About one-third of the series are historical series and the remaining two-thirds are active series. The industrial production (IP) index measures the real output of the manufacturing, mining, and electric and gas utilities industries; the reference period for the index is 2017. Manufacturing consists of those industries included in the North American Industry Classification System, or NAICS, definition of manufacturing plus those industries—logging and newspaper, periodical, book, and directory publishing—that have traditionally been considered to be manufacturing and included in the industrial sector.

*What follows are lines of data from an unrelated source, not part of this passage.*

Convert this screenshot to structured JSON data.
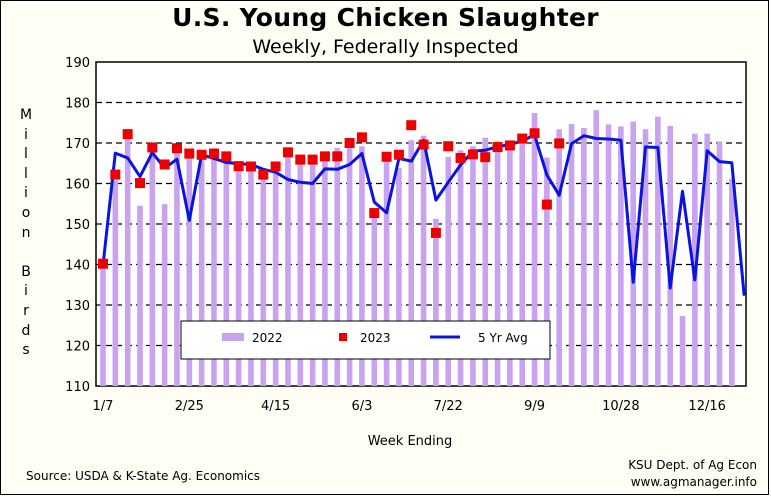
{
  "chart_data": {
    "type": "bar",
    "title": "U.S. Young Chicken Slaughter",
    "subtitle": "Weekly, Federally Inspected",
    "xlabel": "Week Ending",
    "ylabel": "Million Birds",
    "ylim": [
      110,
      190
    ],
    "yticks": [
      110,
      120,
      130,
      140,
      150,
      160,
      170,
      180,
      190
    ],
    "xtick_labels": [
      {
        "label": "1/7",
        "week": 1
      },
      {
        "label": "2/25",
        "week": 8
      },
      {
        "label": "4/15",
        "week": 15
      },
      {
        "label": "6/3",
        "week": 22
      },
      {
        "label": "7/22",
        "week": 29
      },
      {
        "label": "9/9",
        "week": 36
      },
      {
        "label": "10/28",
        "week": 43
      },
      {
        "label": "12/16",
        "week": 50
      }
    ],
    "grid": "horizontal dashed",
    "legend_position": "bottom-center",
    "colors": {
      "2022": "#c9a3ef",
      "2023": "#ee0000",
      "5 Yr Avg": "#0a14e0"
    },
    "series": [
      {
        "name": "2022",
        "type": "bar",
        "values": [
          140.3,
          160.8,
          172.5,
          154.5,
          168.6,
          154.9,
          168.1,
          167.8,
          167.6,
          167.2,
          165.3,
          164.5,
          164.1,
          163.8,
          162.9,
          167.3,
          166.2,
          166.6,
          166.4,
          168.8,
          170.4,
          169.2,
          152.9,
          165.6,
          163.8,
          170.7,
          171.8,
          151.3,
          166.6,
          168.2,
          169.2,
          171.3,
          170.4,
          170.4,
          171.2,
          177.4,
          166.4,
          173.4,
          174.7,
          173.7,
          178.1,
          174.6,
          174.1,
          175.3,
          173.4,
          176.5,
          174.2,
          127.3,
          172.3,
          172.3,
          170.4,
          161.2
        ]
      },
      {
        "name": "2023",
        "type": "scatter",
        "values": [
          140.2,
          162.2,
          172.2,
          160.1,
          168.9,
          164.7,
          168.7,
          167.4,
          167.1,
          167.4,
          166.7,
          164.3,
          164.2,
          162.2,
          164.2,
          167.7,
          165.9,
          165.9,
          166.7,
          166.7,
          170.0,
          171.4,
          152.7,
          166.6,
          167.1,
          174.4,
          169.6,
          147.8,
          169.2,
          166.3,
          167.2,
          166.5,
          169.0,
          169.4,
          171.1,
          172.4,
          154.8,
          169.9
        ]
      },
      {
        "name": "5 Yr Avg",
        "type": "line",
        "values": [
          139.8,
          167.5,
          166.3,
          161.7,
          167.6,
          163.8,
          166.0,
          150.9,
          167.1,
          166.2,
          165.2,
          164.9,
          164.7,
          163.5,
          162.8,
          161.0,
          160.3,
          160.0,
          163.6,
          163.5,
          164.7,
          167.4,
          155.4,
          152.8,
          166.2,
          165.5,
          170.7,
          155.9,
          160.3,
          164.6,
          168.0,
          168.2,
          169.1,
          169.6,
          170.5,
          172.0,
          162.1,
          157.1,
          169.8,
          171.8,
          171.1,
          171.0,
          170.7,
          135.6,
          169.0,
          168.9,
          134.2,
          158.1,
          136.2,
          168.1,
          165.4,
          165.1,
          132.3
        ]
      }
    ]
  },
  "source": "Source:  USDA & K-State Ag. Economics",
  "credit": {
    "line1": "KSU Dept. of Ag Econ",
    "line2": "www.agmanager.info"
  }
}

A complete description of the market and industry structures, including details regarding series classification, relative importance weights, and data sources, is available on the Board’s website about G.17 Industrial Production Capacity Utilization Releases.
FRED had added 263 new series from Indeed Hiring Lab’s job posting tracker data repository. The added series are job postings by occupation, such as nursing or management, for the following countries: Australia, Canada, France, Germany, the United Kingdom, and the United States.

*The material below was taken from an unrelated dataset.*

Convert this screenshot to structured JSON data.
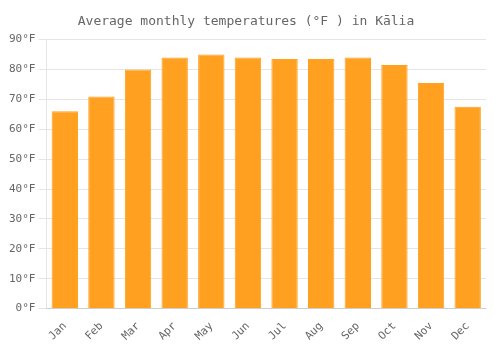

Indeed calculates the percentage change in seasonally adjusted job postings since February 1, 2020, using a 7-day trailing average. February 1, 2020, is the pre-pandemic baseline. Indeed seasonally adjusts each series based on historical patterns in 2017, 2018, and 2019. Each series, including the national trend, occupational sectors, and sub-national geographies, is seasonally adjusted separately.
FRED has added over 100 new historical and active series from the Board of Governors’ H.15 Selected Interest Rates statistical release.
About two-thirds of the series added to FRED are historical series from the H.15 Statistical Release, including daily interest rates for Treasury bills, commercial paper, financial paper, and dealer offering rates, as well as weekly, monthly, and annual averages of H.15 historical series.
The active series added to FRED are annual averages of existing daily interest rate series, including market yields on U.S. Treasury securities, Treasury bills, commercial paper, and discount window primary credit rates. The active series added also include daily (business days) and biweekly frequency versions of the federal funds effective rate, as well as daily (7-day) bank prime loan rates and discount window primary credit rates.
As surely as the sun rises, FRED continues to provide great data tools. The latest is our new mapping feature. You can customize, share, and download geographical maps of data directly in FRED.
These maps are available for series in a dataset that have geographical characteristics, such as per capita personal income for U.S. states: For example, Missouri personal income can be examined on a U.S. state map.
Our GeoFRED website will close down Sept. 1, 2022, and we know a change like this can be disruptive, especially if you use GeoFRED as a teaching tool. So we hope our new FRED map feature will be a helpful alternative to engage with data.
Maps provide a cross-sectional perspective that lets you compare regions on a map while complementing and expanding the data analysis you get on a time-series graph. FRED has 9 types of maps: U.S. counties, U.S. metro areas, U.S. states, nations, Federal Reserve Districts, Census regions, Census divisions, BEA regions, and NECTAs (New England city and town areas).
Check out our FRED map tutorials for additional guidance on how to use this new feature and try it out to:
- Supplement your data story with an interactive map.
- Share your customized map with an option to automatically update the map with the latest data.
- Embed your maps in your favorite blog site.
- Download all data on the map into a single file.
FRED has expanded its coverage of the Federal Reserve Board’s G.19 Consumer Credit Release with an additional 36 monthly series.
These series cover Total and Revolving/Non-revolving Consumer Credit.